Le cœur, parfois, est un lieu de transit où passent des visages. Son visage à lui, comme un rêve, je me le suis accaparé, pour toujours, avec les étoiles qui scintillent dans ses yeux. A-t-on le droit de rêver, de simplement rêver à des lendemains où l’on ne sera peut-être pas ? On passe, par-ci, par-là, les itinéraires se croisent puis s’éloignent. Bientôt, il partira peut-être vers d’autres trottoirs mouillés, seul, dans une autre ville où pourraient s’engendrer de nouvelles envies de romans, des désirs d’histoires folles à inventer. Mais où je ne serai plus. Alors je me dirai qu’il aura été un passant qui sera passé, qui se sera attardé un moment dans l’aérogare de mon cœur. Qu’il aura été un sublime présent, une aurore boréale, une douceur impromptue dont je me souviendrai jusqu’à mon dernier souffle.

Ce matin, j’ai ouvert les yeux sur une lumière qui m’a éclairée jusqu’aux os. Celle d’un soleil de fin d’été, qui rasait l’horizon, belle et inattendue comme un retour de vague. La journée a commencé comme cela, dans une gaieté inexplicable autrement que par cette lumière qui envahissait la chambre.

Je me suis levée, je suis allée à la fenêtre. Une péniche passait, languide, elle avançait sur l’eau dans un silence apaisant. Et moi je la regardais glisser en me demandant où l’emmenait son voyage. En me demandant vers quelles ténèbres m’emporterait le temps aujourd’hui.

Extrait de "Lignes de fuite", un de mes romans non publiés

jeudi 7 mai 2009

Ecrire

Les cafés… L’hiver, il y passe le plus clair de son temps. C’est une façon de parler. Il serait plus exact de dire le plus obscur de son temps, tant il fait sombre dans ces lieux où il écrit en observant les clients qui discutent. Ou qui se taisent. Certains passent des heures, seuls et silencieux devant des bières pression, les yeux dans le vague, perdus dans on ne sait quels souvenirs.
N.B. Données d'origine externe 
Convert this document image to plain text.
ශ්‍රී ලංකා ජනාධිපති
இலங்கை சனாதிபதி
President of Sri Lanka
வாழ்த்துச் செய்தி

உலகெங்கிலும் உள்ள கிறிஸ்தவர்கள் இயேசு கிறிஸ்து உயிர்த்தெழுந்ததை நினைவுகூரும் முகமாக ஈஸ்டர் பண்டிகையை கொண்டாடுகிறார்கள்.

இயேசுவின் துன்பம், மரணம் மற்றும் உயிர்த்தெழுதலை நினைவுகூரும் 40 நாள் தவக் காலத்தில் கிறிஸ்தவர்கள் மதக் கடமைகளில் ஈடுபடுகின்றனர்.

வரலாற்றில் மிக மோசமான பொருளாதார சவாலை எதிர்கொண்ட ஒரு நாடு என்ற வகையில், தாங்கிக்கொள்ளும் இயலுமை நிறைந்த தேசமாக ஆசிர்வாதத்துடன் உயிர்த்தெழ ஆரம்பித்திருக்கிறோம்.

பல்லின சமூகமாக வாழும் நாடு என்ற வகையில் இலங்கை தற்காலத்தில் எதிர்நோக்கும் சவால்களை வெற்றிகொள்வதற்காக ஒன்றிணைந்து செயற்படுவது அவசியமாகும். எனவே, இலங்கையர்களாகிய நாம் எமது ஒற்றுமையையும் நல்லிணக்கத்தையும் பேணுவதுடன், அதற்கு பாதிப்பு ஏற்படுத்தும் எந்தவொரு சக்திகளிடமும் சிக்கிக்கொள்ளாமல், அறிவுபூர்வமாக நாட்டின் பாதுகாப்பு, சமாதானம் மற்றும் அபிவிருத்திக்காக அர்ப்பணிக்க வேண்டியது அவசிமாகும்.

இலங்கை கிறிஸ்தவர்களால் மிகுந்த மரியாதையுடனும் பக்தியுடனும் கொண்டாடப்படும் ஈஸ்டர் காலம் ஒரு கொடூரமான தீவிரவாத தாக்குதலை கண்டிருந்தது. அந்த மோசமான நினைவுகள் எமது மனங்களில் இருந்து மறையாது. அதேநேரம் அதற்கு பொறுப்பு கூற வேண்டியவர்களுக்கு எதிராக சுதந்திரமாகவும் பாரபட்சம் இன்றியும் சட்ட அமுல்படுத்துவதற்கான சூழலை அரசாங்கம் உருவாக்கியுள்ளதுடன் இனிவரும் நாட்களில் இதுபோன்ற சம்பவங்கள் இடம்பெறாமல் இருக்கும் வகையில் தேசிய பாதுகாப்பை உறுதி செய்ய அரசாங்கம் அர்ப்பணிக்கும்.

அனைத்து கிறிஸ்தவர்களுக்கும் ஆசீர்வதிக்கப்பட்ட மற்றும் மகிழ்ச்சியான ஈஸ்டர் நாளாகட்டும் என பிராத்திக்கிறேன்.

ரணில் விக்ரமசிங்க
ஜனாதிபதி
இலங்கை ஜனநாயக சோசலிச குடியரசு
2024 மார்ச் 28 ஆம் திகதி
Adrien est seul, lui aussi. Mais c’est différent. Il écrit. Il ne perd pas son temps. Il perd juste sa vie, goutte à goutte, comme tout le monde. Il abandonne aussi quelques litres d’encre, rien que cela. Mais il ne perd pas son temps, la plupart du temps, dans l’inutilité et l’absurdité d’un emploi. Certaines personnes se sentent importantes et ne sont pourtant pas plus indispensables à la vie et au monde qu’un moineau ou un arbre. Elles sont dans l’adoration de l’argent, elles se plongent dans le sérieux d’une carrière, d’un travail et s’enorgueillissent du devoir accompli, c’est-à-dire de rien. Car le sérieux n’est qu’un écran de fumée inventé pour masquer l’éphémère de la vie. Ce sérieux, qui ne sert à rien d’autre qu’à les occuper, à les distraire, occulte en elles l’indispensable : la joie simple d’être et d’aimer.

Écrire, cela n’est pas plus important ni plus sérieux qu’autre chose, c’est juste jeter quelques giclées d’âme dans les fibres du papier. Les enfants, avec des pinceaux et des couleurs, font cela très bien. Les écrivains n’ont que le jus noir qui coule de leur stylo.

Adrien espère qu’un jour, à force de remplir de cette sombre sève ses carnets, quelque chose se produira. Quelque chose qui pourra s’apparenter à la grâce. A un éblouissement, à une lumière qu’il parviendra à capter et à décrire avec un minimum de mots, pour soulever les cœurs. Une déchirure dans le voile sombre du monde. Quelque chose comme cela. Il croit encore que c’est possible.

Seuls deux ou trois écrivains peuvent être touchés par la grâce dans un même siècle. Et dans ce siècle-ci, il y a déjà deux ou trois élus. Savoir cela ne l’empêche pas d’écrire. Bien sûr, il n’attend pas le miracle. Une étincelle lui suffirait. Une phrase comme un feu follet qu’il parviendrait à enfermer dans un livre, il s’en contenterait. L’embrasement d’une seule page le rendrait heureux. Un mot comme la brûlure d’une cigarette sur le papier, simplement.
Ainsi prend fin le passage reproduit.